Oil and gas firms optimistic about increased investment
The oil and gas industry is optimistic about the future of reform in the Indonesian energy sector through using comprehensive dialogue to tackle investment challenges. This approach is expected to boost exploration activities.
“The Indonesian oil and gas industry needs to conduct more exploration and develop further reserves of oil and gas in the frontier areas to meet growing domestic demand and also increase revenues from exports,” said the Indonesia Petroleum Association (IPA) president Elisabeth Proust at the closing ceremony of the 36th IPA Annual Convention and Exhibition (Convex) in Jakarta last week.
At the IPA convention, oil and gas companies emphasized their readiness to invest and this was indicated by their commitment to support the Indonesian government in achieving the target set for the oil production, said Proust.
She said that according to the data available at the Energy and Mineral Resources Ministry, the oil and gas sector was one of the main contributors to Indonesia’s economy with a contribution of US$35 billion, or about 21 percent of the 2011 state revenues.
Direct investment in the industry was over $16 billion last year, with direct employment of over 300,000 Indonesian workers and indirect employment for countless more.
“And through its extensive corporate social responsibility [CSR] investments, the oil and gas industry is committed to developing Indonesian communities,” she noted.
She expected increased investment in Indonesia coming from both domestic and foreign investors. The investors could have a first look at the investment opportunities at the annual Convex event held by the IPA.
Meanwhile, the chairman and president director of Yacimientos Petrolíferos Fiscales Bolivianos (YPFB) Refinacion SA, Roberto Cuadros Arenas, said that the Bolivian government offered Pertamina and other Indonesian investors the chance to manage a number of oil and gas blocks in the South American nation.
Currently Bolivia has 15 tested oil and gas fields which are divided into five super large oil and gas blocks. In addition there are another 49 oil and gas blocks that are in the exploration stage. Arenas’ company wants oil and gas companies in Indonesia, especially Pertamina to be aware of the potential benefits of investing in Bolivia.
“We want to build special collaboration with Pertamina. Bolivia views Pertamina as a reliable institution. YPFB has specially come to Pertamina to build an investment relationship,” said Arenas during the press meeting at Convex.
He said his company was particularly interested in building collaboration with Pertamina for exploration and production in Bolivia.
“Our participation in the 36th annual IPA event in Jakarta this time is to attract investors to Bolivia and invite Indonesian investors, both individuals and companies, to invest in our country.
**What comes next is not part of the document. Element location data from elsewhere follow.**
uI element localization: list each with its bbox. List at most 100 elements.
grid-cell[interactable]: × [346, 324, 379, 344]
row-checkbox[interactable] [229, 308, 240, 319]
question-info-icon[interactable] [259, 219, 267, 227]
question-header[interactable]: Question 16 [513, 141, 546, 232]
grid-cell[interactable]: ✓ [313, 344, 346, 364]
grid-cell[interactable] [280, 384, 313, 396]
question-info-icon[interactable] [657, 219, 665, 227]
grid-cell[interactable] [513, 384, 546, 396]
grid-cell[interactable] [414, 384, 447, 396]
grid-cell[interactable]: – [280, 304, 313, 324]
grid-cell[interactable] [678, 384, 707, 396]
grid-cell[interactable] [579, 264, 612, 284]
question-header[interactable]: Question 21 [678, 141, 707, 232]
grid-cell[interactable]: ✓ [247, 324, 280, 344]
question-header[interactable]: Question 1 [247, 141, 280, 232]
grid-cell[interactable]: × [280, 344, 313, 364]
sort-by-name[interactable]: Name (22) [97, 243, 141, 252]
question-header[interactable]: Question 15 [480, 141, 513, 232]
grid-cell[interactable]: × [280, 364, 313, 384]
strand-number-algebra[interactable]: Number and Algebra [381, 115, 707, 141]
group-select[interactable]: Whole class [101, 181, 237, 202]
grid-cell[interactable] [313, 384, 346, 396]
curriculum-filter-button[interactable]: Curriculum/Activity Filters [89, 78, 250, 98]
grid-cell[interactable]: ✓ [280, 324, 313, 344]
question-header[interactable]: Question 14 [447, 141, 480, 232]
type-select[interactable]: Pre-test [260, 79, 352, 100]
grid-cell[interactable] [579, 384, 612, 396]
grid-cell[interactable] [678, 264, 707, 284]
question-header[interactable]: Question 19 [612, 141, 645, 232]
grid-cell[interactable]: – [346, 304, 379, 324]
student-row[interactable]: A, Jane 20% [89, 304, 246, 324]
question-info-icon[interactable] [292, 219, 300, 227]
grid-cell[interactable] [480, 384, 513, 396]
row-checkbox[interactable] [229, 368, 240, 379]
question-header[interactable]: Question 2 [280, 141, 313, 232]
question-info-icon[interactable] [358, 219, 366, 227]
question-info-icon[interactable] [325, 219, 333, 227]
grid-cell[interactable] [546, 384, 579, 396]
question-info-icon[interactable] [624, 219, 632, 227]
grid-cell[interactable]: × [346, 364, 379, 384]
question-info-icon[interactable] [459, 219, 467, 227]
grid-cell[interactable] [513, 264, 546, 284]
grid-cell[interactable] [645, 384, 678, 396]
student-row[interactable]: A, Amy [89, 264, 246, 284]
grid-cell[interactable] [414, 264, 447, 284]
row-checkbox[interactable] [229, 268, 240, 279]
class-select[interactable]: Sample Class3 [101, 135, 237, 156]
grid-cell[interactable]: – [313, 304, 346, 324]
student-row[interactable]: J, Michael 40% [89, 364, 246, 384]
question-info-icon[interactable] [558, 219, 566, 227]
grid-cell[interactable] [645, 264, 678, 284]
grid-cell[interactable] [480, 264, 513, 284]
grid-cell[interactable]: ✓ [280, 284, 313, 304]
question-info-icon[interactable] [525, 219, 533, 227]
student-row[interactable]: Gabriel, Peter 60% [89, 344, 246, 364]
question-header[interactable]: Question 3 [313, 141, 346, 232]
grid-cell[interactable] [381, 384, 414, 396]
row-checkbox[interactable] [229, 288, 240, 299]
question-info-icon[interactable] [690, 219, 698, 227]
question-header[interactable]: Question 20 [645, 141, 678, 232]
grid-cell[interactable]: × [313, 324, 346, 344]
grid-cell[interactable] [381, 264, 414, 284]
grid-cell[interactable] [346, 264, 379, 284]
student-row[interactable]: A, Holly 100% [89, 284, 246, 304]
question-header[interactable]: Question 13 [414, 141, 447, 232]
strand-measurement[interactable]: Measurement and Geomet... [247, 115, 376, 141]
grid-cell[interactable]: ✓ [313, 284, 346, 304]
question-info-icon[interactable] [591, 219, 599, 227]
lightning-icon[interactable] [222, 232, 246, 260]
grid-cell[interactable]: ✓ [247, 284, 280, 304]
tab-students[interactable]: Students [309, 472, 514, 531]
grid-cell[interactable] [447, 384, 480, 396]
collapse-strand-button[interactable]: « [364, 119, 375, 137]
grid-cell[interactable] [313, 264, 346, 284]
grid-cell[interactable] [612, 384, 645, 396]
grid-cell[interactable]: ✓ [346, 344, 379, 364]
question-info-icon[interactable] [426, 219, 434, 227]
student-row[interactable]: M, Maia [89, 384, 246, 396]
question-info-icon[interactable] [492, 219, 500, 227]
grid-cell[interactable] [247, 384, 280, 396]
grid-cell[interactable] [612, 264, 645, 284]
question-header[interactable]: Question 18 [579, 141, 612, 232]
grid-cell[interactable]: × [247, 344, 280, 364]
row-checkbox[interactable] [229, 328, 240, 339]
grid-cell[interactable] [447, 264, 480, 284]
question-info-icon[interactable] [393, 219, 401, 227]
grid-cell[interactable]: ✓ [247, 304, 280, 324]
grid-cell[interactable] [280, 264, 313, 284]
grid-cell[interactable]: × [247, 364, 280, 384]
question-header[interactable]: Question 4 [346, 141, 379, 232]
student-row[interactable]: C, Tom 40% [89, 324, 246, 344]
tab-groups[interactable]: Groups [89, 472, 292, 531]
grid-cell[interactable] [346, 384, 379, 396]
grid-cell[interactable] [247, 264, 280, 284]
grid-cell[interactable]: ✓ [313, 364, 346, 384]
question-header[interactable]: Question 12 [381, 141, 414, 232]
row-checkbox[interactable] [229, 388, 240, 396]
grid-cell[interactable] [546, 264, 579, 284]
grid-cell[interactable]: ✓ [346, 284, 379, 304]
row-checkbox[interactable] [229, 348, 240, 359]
We also wish to build a relationship with the oil and gas regulators in Indonesia, such as the Directorate General of Oil and Gas and BPMigas,” he said.
He explained that investment contracts in Bolivia were 40 years in duration and highly secure, with a commensurate level of legal certainty. “Bolivia already has large and nearby markets for its oil and gas products, namely Brazil and Argentina,” he said.
About 150 companies participated in the Convex and over 8,000 visitors attended, including convention delegates, professionals and university students. There were 150 technical papers presented on sophisticated technology in the industry, as well the opportunity for the exchange of knowledge between professionals and university students.
IPA gave awards for the best paper, the best exhibition stand as well as to the winners of amateur photography contests, all of which were announced at the closing ceremony.
This convention was an important milestone for IPA not only due to a record-breaking number of participants, but also because of the discussion of important issues.
The Empowerment Center (EC) was the newest activity center at the convention this year, and showcased efforts of oil and gas companies to preserve the environment and to benefit surrounding communities. There were more than 1,200 visitors to the EC, including Energy and Mineral Resources Minister Jero Wacik.
Meanwhile, Director General of Oil and Gas Evita H Legowo said the government had given a positive signal on the review of regulations in the energy sector by requesting input from all stakeholders.
“The government will continue to provide incentives for the oil and gas industry by providing laws and regulations conducive to the investment climate, and by issuing policies that will boost the growth of investment in this sector, which is required for future development of the industry,” she said.